Vrijdag (Dutch for Friday) is a 1980 Belgian-Dutch drama film directed by Hugo Claus, based on his 1969 play (a "classic" Dutch play). It was entered into the 31st Berlin International Film Festival. The film focuses on a couple, Georges and Jeanne, in a quiet Dutch countryside as they cope and catch up with each other after Georges is released from jail.

Plot
Georges Vermeersch is released from prison after two years. He returns to his hometown of Marke on a Friday afternoon where he awkwardly reunites with his wife Jeanne and meets her baby daughter Elisabeth. 

Prior to his arrest, Georges and Jeanne were a couple living with their daughter Christiane. Christiane always favored her father since childhood and formed a close bond with him, but this developed into incestuous feelings as she grew into her teenager years. While Jeanne is away, Christiane manages to seduce her father and they have sex. Christiane later has a boyfriend, Jacky, and the two join a gang of petty burglars. When the gang is caught by the authorities, the policemen chastise Jacky for dating the young Christiane, to which Jacky blurts out Christiane's father being her first lover.

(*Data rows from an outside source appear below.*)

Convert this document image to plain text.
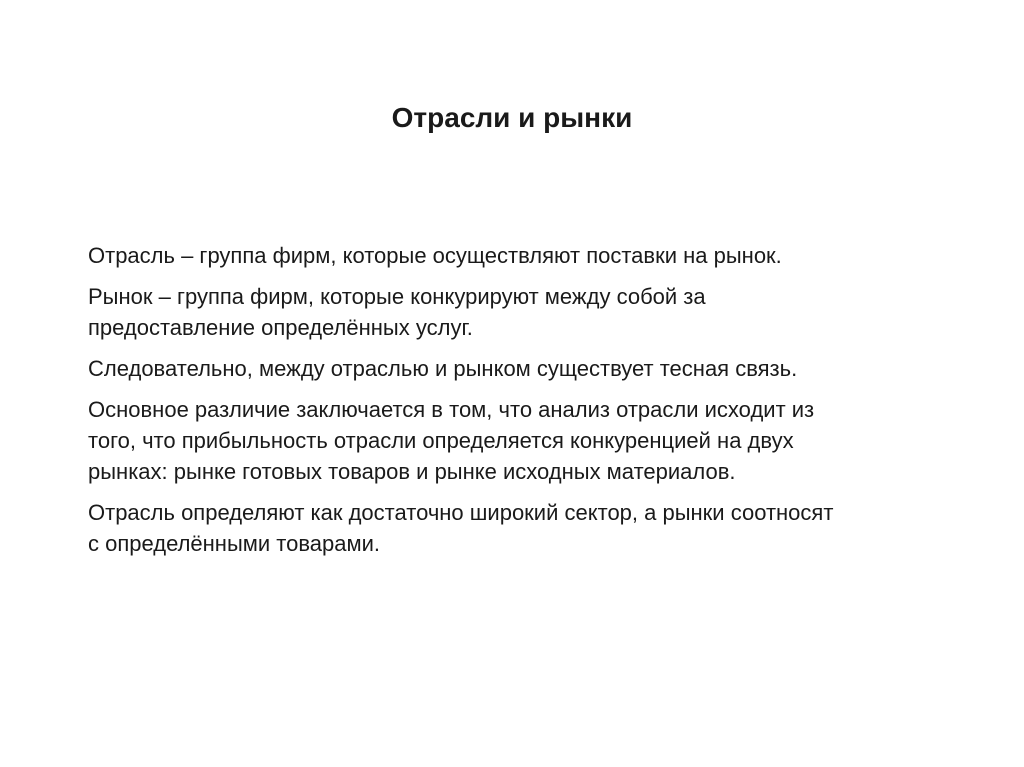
Отрасли и рынки

Отрасль – группа фирм, которые осуществляют поставки на рынок.

Рынок – группа фирм, которые конкурируют между собой за
предоставление определённых услуг.

Следовательно, между отраслью и рынком существует тесная связь.

Основное различие заключается в том, что анализ отрасли исходит из
того, что прибыльность отрасли определяется конкуренцией на двух
рынках: рынке готовых товаров и рынке исходных материалов.

Отрасль определяют как достаточно широкий сектор, а рынки соотносят
с определёнными товарами.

Georges is arrested on grounds of incest, with the town testifying either for or against him, with Jeanne defending her husband. Christiane admits her affair with her father, and Georges is sentenced to prison. There, he spends time with Jules, a mentally ill former customs officer who was jailed for having sex with a random passerby and spends time painting while incarcerated to prevent manic moments. While Georges is in prison, Jeanne starts a relationship with Georges' friend, Erik. Jeanne gives birth to Erik's daughter, Elisabeth, whose birth Georges hears and believes was punishment for his act. Eventually, he is released early, and he is gifted a painting by Jules as a parting gift before he leaves.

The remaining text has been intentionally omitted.